Alfonso mira su reloj. El vuelo va en hora, como siempre, y en cinco minutos escasos, estaría en casa.



De repente, al iniciar el descenso, el avión empieza a moverse de una forma compulsiva. No son los típicos movimientos cuando el avión atraviesa unas capas de aire inestable, al abandonar la altitud de crucero, - pensó Alfonso. Esto es totalmente diferente-. Tenía pánico a volar y una situación así no ayudaba nada a que superara ese pavor. A partir de ese momento, el tiempo pareció congelarse dentro de la nave. Alfonso miraba compulsivamente su reloj como si la hora prevista de aterrizaje pudiera evitarle el accidente.

Enseguida se escucha la voz del comandante, indicando que los pasajeros deben permanecer sentados en sus asientos, con el respaldo en posición vertical, al tiempo que se encienden las luces que señalan la obligación de abrocharse el cinturón. El avión, a pesar de la colaboración de los pasajeros, sigue botando de un lado a otro y de arriba abajo, como si un dios mitológico griego lo hubiera atrapado entre sus manos y lo estuviera vapuleando, a la espera de ver si emite algún sonido ese extraño juguete que ha invadido sus dominios.

Alfonso vuelve a mirar su reloj. Han pasado apenas diez segundos.

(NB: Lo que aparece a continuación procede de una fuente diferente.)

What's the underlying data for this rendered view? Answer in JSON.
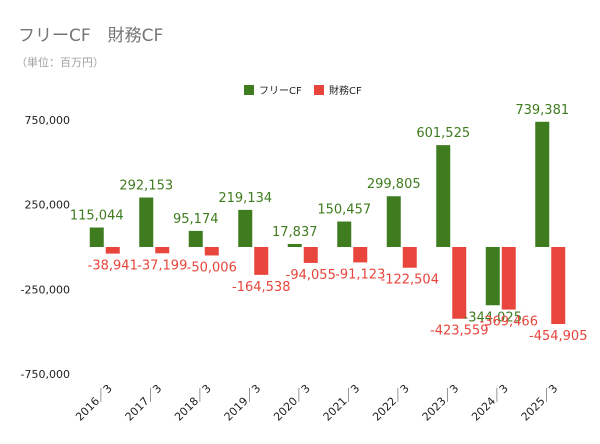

Una vez más, se escucha una voz que intenta tranquilizar a los pasajeros, advirtiéndoles de que “sólo se trata de una zona de turbulencias”. Una voz que, debido a los bruscos movimientos, se escucha temblorosa, lo que, sin duda, no ayuda a transmitir adecuadamente el mensaje.

Alfonso vuelve a mirar el reloj: otros cinco segundos. El tiempo se ha parado.

Turbulencias o dioses mitológicos juguetones, da igual. El caso es que, en el interior del avión, debido a los sobresaltos, comienzan a abrirse algunos compartimentos, de los que, merced a los vaivenes, empiezan a caer al pasillo, bolsas y todo tipo de objetos, alguno de los cuales golpea la cabeza del pobre pasajero que está en el asiento de debajo.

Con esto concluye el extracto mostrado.